La page française de wikipedia sur le sujet n’était d’ailleurs pas glorieuse au début des années 2000 si je ne m’abuse…
L’hypothèse de l’implication d’Hitler, d’Elvis et de Lee Harvey Oswald a t elle été étudiée sérieusement ou écartée par la thèse officielle ?
Moi il me font rigoler ces conspirationistes . Plus ont les laisse parler et argumenter plus ils se décrédibilisent. Qu’est ce que j’ai pu rigoler avec cette histoire de missile déguiser en avion via un hologramme . C’était le pompon !
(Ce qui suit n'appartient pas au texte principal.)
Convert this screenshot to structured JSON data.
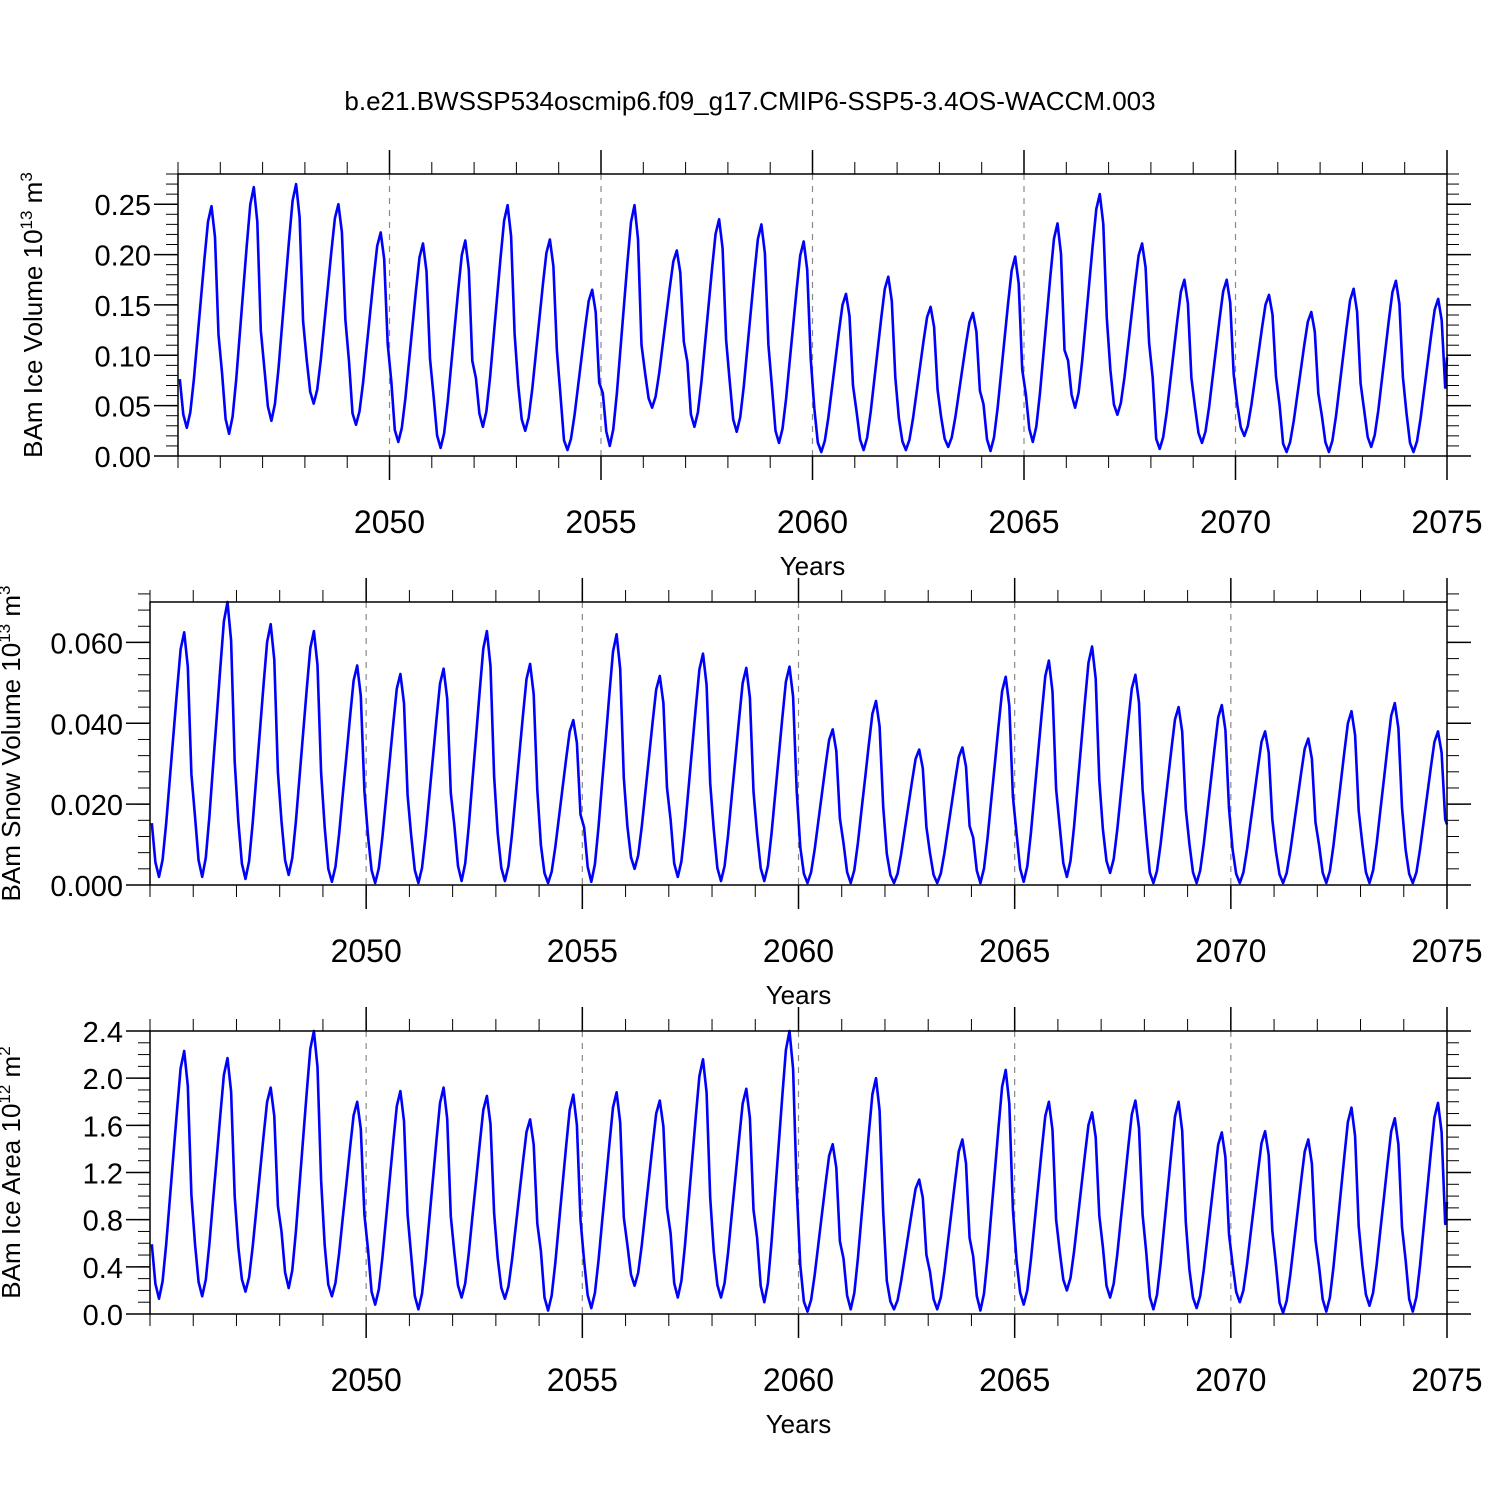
{
  "title": "b.e21.BWSSP534oscmip6.f09_g17.CMIP6-SSP5-3.4OS-WACCM.003",
  "colors": {
    "line": "#0000ff",
    "axes": "#000000",
    "grid": "#888888"
  },
  "chart_data": [
    {
      "type": "line",
      "xlabel": "Years",
      "ylabel_main": "BAm Ice Volume 10",
      "ylabel_sup1": "13",
      "ylabel_unit": " m",
      "ylabel_sup2": "3",
      "xlim": [
        2045.0,
        2075.0
      ],
      "ylim": [
        0.0,
        0.28
      ],
      "xticks": [
        2050,
        2055,
        2060,
        2065,
        2070,
        2075
      ],
      "yticks": [
        0.0,
        0.05,
        0.1,
        0.15,
        0.2,
        0.25
      ],
      "ytick_labels": [
        "0.00",
        "0.05",
        "0.10",
        "0.15",
        "0.20",
        "0.25"
      ],
      "ytick_minor": 0.01,
      "grid_x": [
        2050,
        2055,
        2060,
        2065,
        2070
      ],
      "monthly": {
        "start_year": 2045,
        "annual_min": [
          0.028,
          0.022,
          0.035,
          0.052,
          0.031,
          0.014,
          0.008,
          0.029,
          0.025,
          0.006,
          0.01,
          0.048,
          0.029,
          0.024,
          0.013,
          0.004,
          0.006,
          0.006,
          0.009,
          0.005,
          0.014,
          0.048,
          0.041,
          0.007,
          0.013,
          0.02,
          0.004,
          0.004,
          0.009,
          0.004
        ],
        "annual_max": [
          0.248,
          0.267,
          0.27,
          0.25,
          0.222,
          0.211,
          0.214,
          0.249,
          0.215,
          0.165,
          0.249,
          0.204,
          0.235,
          0.23,
          0.213,
          0.161,
          0.178,
          0.148,
          0.142,
          0.198,
          0.231,
          0.26,
          0.211,
          0.175,
          0.175,
          0.16,
          0.143,
          0.166,
          0.174,
          0.156
        ],
        "end_value": 0.098
      }
    },
    {
      "type": "line",
      "xlabel": "Years",
      "ylabel_main": "BAm Snow Volume 10",
      "ylabel_sup1": "13",
      "ylabel_unit": " m",
      "ylabel_sup2": "3",
      "xlim": [
        2045.0,
        2075.0
      ],
      "ylim": [
        0.0,
        0.07
      ],
      "xticks": [
        2050,
        2055,
        2060,
        2065,
        2070,
        2075
      ],
      "yticks": [
        0.0,
        0.02,
        0.04,
        0.06
      ],
      "ytick_labels": [
        "0.000",
        "0.020",
        "0.040",
        "0.060"
      ],
      "ytick_minor": 0.004,
      "grid_x": [
        2050,
        2055,
        2060,
        2065,
        2070
      ],
      "monthly": {
        "start_year": 2045,
        "annual_min": [
          0.002,
          0.002,
          0.0015,
          0.0025,
          0.0008,
          0.0005,
          0.0005,
          0.001,
          0.001,
          0.0005,
          0.0008,
          0.004,
          0.002,
          0.001,
          0.001,
          0.0005,
          0.0005,
          0.0005,
          0.0005,
          0.0005,
          0.0008,
          0.002,
          0.003,
          0.0005,
          0.0005,
          0.0005,
          0.0005,
          0.0005,
          0.0005,
          0.0005
        ],
        "annual_max": [
          0.0625,
          0.07,
          0.0645,
          0.0628,
          0.0543,
          0.0522,
          0.0535,
          0.0628,
          0.0547,
          0.0408,
          0.062,
          0.0517,
          0.0572,
          0.0537,
          0.054,
          0.0385,
          0.0455,
          0.0335,
          0.034,
          0.0515,
          0.0555,
          0.059,
          0.052,
          0.044,
          0.0445,
          0.038,
          0.0362,
          0.043,
          0.045,
          0.038
        ],
        "end_value": 0.015
      }
    },
    {
      "type": "line",
      "xlabel": "Years",
      "ylabel_main": "BAm Ice Area 10",
      "ylabel_sup1": "12",
      "ylabel_unit": " m",
      "ylabel_sup2": "2",
      "xlim": [
        2045.0,
        2075.0
      ],
      "ylim": [
        0.0,
        2.4
      ],
      "xticks": [
        2050,
        2055,
        2060,
        2065,
        2070,
        2075
      ],
      "yticks": [
        0.0,
        0.4,
        0.8,
        1.2,
        1.6,
        2.0,
        2.4
      ],
      "ytick_labels": [
        "0.0",
        "0.4",
        "0.8",
        "1.2",
        "1.6",
        "2.0",
        "2.4"
      ],
      "ytick_minor": 0.1,
      "grid_x": [
        2050,
        2055,
        2060,
        2065,
        2070
      ],
      "monthly": {
        "start_year": 2045,
        "annual_min": [
          0.13,
          0.15,
          0.19,
          0.22,
          0.15,
          0.08,
          0.04,
          0.14,
          0.13,
          0.03,
          0.05,
          0.24,
          0.14,
          0.14,
          0.1,
          0.02,
          0.04,
          0.04,
          0.04,
          0.03,
          0.08,
          0.2,
          0.14,
          0.04,
          0.05,
          0.1,
          0.01,
          0.02,
          0.07,
          0.02
        ],
        "annual_max": [
          2.23,
          2.17,
          1.92,
          2.4,
          1.8,
          1.89,
          1.92,
          1.85,
          1.65,
          1.86,
          1.88,
          1.81,
          2.16,
          1.91,
          2.4,
          1.44,
          2.0,
          1.14,
          1.48,
          2.07,
          1.8,
          1.71,
          1.81,
          1.8,
          1.54,
          1.55,
          1.48,
          1.75,
          1.66,
          1.79
        ],
        "end_value": 0.95
      }
    }
  ]
}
Concernant le cafouillage CIA-FBI pour être juste il faudrait aussi mentionner le nombre d’attentats déjoués . Depuis 2011 une dizaines d’attentats ont été déjoués sur le sol US. On en parle pas de ça ? il y aura toujours des personnes en interne pour dire on savait ceci cela . Il ya des gens toujours très doué pour refaire l’histoire . Oui il y a surement eu une boulette de fait quelque part et c’est une grosse boulette, forcement car un petite boulette n’aurais pas mobi’liser les media pendant des semaines
On en parle à l’occasion, selon ce qui filtre, mais un attentat déjoué fait moins de « bruit médiatique » qu’un attentat réussi, forcément. Mais concernant les services secrets américains, leur « faiblesse » de l’époque est reconnue des intéressés, le Pr. Obama l’abordait dernièrement en rappelant qu’en cas de nouvelles menaces d’un 11/9, « nous serions plus forts [qu'à l'époque]« . Nul doute qu’il y a eu du boulot en interne depuis.
Des attentats ont aussi été déjoué avant le 11sept. Les faiblesses d’hier seront remplacer par les faiblesses de demain . Il faut arrêter de croire que 100% des attentats pourront être déjoué . tôt ou tard ça fini par passer au travers des mailles du filet. De toute façon il faut souvent un gros problème pour ce décider a resserrer les boulons
Celui-là ils ne l’ont vraiment pas calculé, c’est le moins qu’on puisse dire.
Oui . Un ‘ Epic fail ‘ comme on dit là bas .
Même Al-Qaida en a marre des théories du complot autour du 11/9… Via Slate.fr.